JDIFF: 'Tim Robinson: Connemara' Review

Tim Robinson


Wednesday, 23rd February

Jameson Dublin International Film Festival

Tim Robinson: Connemara, a Reel Art documentary directed by Pat Collins, was eagerly anticipated and played to a packed auditorium as part of the Jameson Dublin International Film Festival. In simple terms, the film is about mapmaker Tim Robinson, the books he wrote about mapping Connemara, and Connemara itself.

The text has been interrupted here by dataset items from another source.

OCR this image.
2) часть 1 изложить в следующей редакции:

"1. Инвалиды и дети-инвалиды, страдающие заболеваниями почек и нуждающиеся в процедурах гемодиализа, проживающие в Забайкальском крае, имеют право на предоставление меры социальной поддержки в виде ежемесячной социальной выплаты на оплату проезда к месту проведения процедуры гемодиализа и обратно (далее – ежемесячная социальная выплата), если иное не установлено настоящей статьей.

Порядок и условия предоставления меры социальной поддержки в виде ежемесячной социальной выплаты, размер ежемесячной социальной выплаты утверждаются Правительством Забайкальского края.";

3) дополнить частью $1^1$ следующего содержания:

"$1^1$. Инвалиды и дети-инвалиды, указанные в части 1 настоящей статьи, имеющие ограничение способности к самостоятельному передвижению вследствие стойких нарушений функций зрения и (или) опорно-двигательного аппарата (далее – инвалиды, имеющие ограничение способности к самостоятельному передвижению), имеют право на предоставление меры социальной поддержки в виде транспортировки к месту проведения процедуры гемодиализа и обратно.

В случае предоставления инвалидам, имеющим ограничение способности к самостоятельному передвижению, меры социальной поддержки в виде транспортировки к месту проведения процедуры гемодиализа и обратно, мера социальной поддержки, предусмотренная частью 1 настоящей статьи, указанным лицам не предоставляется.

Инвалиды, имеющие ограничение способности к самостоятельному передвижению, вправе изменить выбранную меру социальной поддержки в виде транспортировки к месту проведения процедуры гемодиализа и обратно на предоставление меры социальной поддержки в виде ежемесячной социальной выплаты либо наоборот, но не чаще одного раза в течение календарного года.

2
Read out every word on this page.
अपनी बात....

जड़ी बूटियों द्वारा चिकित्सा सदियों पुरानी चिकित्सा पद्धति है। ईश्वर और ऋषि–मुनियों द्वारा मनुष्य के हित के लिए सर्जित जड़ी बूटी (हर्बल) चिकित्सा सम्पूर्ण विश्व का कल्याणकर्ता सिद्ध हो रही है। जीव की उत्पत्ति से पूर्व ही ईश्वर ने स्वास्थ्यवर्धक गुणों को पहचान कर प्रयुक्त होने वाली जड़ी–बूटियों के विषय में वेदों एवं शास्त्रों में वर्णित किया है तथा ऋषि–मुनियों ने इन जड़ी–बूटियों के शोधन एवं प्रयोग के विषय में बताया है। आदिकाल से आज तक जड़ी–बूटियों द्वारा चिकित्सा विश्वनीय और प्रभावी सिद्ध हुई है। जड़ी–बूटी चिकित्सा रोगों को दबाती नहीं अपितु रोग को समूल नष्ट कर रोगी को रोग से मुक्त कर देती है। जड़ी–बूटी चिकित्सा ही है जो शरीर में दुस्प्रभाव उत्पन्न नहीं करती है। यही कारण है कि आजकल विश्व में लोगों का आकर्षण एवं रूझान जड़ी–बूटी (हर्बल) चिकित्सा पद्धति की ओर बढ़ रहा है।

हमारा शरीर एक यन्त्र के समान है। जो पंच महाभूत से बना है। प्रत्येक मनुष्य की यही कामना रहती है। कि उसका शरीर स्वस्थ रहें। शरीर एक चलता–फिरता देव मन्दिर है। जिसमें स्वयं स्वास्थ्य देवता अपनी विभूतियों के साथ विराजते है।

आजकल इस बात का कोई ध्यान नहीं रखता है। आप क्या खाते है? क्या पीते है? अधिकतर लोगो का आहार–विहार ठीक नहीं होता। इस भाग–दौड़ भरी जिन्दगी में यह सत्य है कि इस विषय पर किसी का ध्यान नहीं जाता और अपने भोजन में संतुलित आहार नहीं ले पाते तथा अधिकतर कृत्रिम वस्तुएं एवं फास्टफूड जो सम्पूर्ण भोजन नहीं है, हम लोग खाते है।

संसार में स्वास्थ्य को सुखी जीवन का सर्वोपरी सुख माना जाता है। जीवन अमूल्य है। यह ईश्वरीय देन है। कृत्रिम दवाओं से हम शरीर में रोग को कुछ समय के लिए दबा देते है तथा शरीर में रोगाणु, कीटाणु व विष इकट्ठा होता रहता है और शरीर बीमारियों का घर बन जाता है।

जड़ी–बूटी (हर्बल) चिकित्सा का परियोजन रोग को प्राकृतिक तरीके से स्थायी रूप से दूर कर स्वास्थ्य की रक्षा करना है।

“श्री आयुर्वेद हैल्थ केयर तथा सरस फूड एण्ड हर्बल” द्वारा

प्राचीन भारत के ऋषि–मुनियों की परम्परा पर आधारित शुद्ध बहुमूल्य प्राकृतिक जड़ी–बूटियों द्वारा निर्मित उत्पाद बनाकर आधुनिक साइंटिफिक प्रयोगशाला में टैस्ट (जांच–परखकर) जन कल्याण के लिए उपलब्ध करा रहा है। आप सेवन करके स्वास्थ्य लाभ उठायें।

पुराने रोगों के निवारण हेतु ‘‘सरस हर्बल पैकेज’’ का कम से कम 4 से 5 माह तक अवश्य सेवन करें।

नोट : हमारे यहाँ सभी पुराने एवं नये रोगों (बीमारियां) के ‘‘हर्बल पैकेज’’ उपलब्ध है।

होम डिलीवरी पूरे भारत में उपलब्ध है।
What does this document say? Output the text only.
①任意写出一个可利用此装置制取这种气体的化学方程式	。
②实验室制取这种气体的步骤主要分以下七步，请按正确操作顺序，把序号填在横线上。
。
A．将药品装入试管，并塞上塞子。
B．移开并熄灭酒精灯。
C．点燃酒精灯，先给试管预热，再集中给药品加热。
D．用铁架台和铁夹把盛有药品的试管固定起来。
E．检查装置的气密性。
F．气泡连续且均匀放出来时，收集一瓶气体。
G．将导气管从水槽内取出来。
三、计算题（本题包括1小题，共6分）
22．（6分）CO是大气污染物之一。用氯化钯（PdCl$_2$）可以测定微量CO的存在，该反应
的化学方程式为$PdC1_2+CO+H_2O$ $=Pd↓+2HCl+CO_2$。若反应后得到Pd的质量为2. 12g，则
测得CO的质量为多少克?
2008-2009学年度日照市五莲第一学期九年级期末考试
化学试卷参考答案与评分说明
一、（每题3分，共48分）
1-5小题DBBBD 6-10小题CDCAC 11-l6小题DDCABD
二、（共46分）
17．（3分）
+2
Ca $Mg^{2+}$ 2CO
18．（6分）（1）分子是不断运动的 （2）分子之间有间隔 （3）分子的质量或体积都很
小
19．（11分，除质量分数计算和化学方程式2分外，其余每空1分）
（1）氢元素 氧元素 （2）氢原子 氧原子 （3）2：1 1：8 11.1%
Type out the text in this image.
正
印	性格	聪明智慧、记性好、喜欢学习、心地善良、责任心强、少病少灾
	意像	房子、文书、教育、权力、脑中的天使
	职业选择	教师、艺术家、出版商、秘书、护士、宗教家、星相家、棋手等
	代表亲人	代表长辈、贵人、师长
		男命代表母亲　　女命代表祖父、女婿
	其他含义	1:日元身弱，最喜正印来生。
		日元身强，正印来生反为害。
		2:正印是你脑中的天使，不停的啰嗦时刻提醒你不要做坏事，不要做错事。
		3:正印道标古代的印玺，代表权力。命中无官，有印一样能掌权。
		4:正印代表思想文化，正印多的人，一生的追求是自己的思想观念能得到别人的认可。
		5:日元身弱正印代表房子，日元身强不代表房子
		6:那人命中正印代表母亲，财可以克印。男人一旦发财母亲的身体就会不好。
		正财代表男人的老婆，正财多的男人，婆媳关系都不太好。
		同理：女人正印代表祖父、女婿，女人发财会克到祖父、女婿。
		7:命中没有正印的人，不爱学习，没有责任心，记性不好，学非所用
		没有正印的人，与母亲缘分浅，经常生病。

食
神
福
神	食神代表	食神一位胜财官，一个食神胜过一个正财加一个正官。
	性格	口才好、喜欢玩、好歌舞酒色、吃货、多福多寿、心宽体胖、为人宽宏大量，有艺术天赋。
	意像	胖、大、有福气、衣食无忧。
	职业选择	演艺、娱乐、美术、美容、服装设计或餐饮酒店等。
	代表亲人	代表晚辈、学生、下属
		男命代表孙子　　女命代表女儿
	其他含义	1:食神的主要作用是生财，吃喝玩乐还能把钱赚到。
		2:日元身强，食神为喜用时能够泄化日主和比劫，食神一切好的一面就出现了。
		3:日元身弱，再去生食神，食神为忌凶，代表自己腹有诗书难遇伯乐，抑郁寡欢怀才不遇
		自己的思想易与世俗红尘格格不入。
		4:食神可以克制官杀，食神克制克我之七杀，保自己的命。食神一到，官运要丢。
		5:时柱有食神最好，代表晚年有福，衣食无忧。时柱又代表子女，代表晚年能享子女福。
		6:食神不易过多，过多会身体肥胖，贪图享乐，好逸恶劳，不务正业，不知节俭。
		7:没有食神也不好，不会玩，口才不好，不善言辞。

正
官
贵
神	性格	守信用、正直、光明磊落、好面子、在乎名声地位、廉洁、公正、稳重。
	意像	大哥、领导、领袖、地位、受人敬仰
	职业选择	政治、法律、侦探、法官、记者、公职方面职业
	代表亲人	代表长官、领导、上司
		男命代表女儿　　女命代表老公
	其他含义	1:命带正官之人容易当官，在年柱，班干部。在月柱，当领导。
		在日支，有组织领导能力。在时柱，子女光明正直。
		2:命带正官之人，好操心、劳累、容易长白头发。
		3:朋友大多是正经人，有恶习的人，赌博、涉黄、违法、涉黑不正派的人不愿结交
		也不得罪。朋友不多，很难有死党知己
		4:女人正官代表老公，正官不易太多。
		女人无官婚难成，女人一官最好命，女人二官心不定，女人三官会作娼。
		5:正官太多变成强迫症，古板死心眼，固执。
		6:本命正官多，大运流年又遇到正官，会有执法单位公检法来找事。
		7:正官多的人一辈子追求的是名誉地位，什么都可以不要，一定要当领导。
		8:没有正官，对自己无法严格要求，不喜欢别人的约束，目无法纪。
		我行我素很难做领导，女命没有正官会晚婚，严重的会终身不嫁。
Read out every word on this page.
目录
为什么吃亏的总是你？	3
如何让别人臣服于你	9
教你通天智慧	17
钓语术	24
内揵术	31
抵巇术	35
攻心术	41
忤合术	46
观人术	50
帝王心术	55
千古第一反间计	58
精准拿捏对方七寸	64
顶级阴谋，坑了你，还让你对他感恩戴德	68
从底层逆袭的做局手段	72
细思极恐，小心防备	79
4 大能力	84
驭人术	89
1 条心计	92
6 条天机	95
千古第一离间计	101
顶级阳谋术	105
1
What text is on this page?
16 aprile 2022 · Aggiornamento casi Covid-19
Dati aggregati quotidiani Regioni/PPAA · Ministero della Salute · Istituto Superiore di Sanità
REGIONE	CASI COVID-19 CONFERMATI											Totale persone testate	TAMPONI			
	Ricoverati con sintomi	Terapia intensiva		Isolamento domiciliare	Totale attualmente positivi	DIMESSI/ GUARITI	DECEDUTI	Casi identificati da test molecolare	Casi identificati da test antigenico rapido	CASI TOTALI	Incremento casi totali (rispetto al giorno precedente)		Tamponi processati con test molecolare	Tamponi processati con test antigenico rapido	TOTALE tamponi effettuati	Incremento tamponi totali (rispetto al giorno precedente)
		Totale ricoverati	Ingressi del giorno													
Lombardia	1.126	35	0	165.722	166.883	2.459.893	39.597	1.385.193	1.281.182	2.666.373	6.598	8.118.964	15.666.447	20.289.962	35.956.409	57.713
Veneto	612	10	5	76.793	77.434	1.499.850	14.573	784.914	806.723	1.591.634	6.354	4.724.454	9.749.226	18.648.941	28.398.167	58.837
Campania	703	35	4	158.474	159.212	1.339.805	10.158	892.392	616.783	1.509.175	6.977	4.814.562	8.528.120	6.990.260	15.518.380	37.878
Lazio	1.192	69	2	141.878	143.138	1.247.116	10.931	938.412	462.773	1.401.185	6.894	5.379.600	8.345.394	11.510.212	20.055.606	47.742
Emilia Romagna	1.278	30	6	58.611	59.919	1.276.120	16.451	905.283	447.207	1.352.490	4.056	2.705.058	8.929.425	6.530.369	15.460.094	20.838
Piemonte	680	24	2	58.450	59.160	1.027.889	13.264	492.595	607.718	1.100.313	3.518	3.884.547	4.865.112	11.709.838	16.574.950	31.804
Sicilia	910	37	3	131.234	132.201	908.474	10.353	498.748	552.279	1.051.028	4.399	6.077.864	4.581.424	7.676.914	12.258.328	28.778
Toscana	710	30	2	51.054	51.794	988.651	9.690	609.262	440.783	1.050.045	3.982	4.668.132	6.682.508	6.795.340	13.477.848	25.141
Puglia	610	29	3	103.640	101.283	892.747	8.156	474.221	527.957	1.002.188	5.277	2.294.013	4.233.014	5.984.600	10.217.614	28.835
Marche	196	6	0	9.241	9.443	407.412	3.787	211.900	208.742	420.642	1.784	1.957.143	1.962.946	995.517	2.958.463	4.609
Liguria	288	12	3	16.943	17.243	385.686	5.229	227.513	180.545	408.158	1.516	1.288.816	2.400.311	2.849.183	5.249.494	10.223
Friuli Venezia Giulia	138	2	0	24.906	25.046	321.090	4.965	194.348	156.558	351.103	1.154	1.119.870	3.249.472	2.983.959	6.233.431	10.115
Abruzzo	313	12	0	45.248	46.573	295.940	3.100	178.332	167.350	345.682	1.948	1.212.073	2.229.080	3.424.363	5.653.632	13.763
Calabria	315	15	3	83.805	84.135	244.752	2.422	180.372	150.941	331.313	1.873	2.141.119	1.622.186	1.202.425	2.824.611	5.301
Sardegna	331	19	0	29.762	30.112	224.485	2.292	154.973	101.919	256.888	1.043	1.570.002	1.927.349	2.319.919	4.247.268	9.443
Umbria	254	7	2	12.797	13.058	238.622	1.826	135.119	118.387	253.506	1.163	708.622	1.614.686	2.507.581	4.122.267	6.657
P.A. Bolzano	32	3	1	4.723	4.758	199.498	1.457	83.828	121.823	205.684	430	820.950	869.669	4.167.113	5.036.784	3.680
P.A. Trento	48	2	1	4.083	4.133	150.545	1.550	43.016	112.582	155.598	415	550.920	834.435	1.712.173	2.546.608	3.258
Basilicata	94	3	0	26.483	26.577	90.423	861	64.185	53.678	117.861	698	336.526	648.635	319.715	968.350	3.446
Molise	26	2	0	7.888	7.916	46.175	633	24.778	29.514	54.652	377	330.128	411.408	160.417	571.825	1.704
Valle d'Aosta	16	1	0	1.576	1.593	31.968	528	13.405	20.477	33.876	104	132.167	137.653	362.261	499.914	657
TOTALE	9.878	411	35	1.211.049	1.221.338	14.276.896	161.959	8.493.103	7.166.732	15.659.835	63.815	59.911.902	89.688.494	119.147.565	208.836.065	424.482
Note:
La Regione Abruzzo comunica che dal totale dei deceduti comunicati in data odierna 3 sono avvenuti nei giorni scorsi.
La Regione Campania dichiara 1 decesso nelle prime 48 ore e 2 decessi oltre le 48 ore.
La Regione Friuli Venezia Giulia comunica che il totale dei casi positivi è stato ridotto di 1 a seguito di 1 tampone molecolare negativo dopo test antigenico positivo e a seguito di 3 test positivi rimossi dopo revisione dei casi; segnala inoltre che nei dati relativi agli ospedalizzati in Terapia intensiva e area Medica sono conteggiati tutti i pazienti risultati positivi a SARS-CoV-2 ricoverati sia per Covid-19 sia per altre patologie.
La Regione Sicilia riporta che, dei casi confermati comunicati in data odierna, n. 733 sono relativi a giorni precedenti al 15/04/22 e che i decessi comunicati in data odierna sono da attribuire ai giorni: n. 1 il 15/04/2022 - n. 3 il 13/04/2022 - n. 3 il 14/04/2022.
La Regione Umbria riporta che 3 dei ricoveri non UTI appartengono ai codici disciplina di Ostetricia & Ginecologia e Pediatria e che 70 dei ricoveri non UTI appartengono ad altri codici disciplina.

Robinson is a powerful presence in the film – readings from his books act as a voiceover and his rhythmic, reverent pacing as he walks the landscape forms much of what we see. And yet, in the Q&A after the film, it became clear that Robinson is anything but fond of the limelight; it was only after a concerted effort that Collins was able to convince Robinson to participate at all. There was perhaps some recognition of a kindred spirit, as Collins seems as self-effacing as his reluctant subject and actually, this self-effacement seems to add to the film’s greatness. There are shots that are unusual and that must have presented technical challenges. Yet throughout there is the sense that Collins acknowledges his camera as a tiny aperture gazing upon a vast beauty. He also acknowledges that half of the impact of the film is due to the penetrating soundscape that immerses the viewer. Sue Stenger composed music for the film by using the contours of Connemara to create the sound. There is generous space given for this sound to submerge the viewer and for the viewer to respond to both image and sound.

I had wondered if, conceptually, there would be elements of Brian Friel’s Translations. And, indeed, in a single phrase Robinson communicates the kernel of that extraordinary play. An Irish place name, translated into English, dries out and dies, like a branch snapped off a tree. An image that is poetic but communicates a real truth, that is informative but also powerful and emotive. Throughout the film, the simplicity of Collins’ approach adds to Robinsons’ already potent prose.

Here is a work that could only exist as a film, that speaks its loudest in a darkened cinema space filled with people. It is a response to a book, an interaction with a place and a skilled depiction of a human being who does exactly what we wish all our artists could have the time, space and capacity to do – bring us to an extraordinary place and allow us to really see. See it at all costs.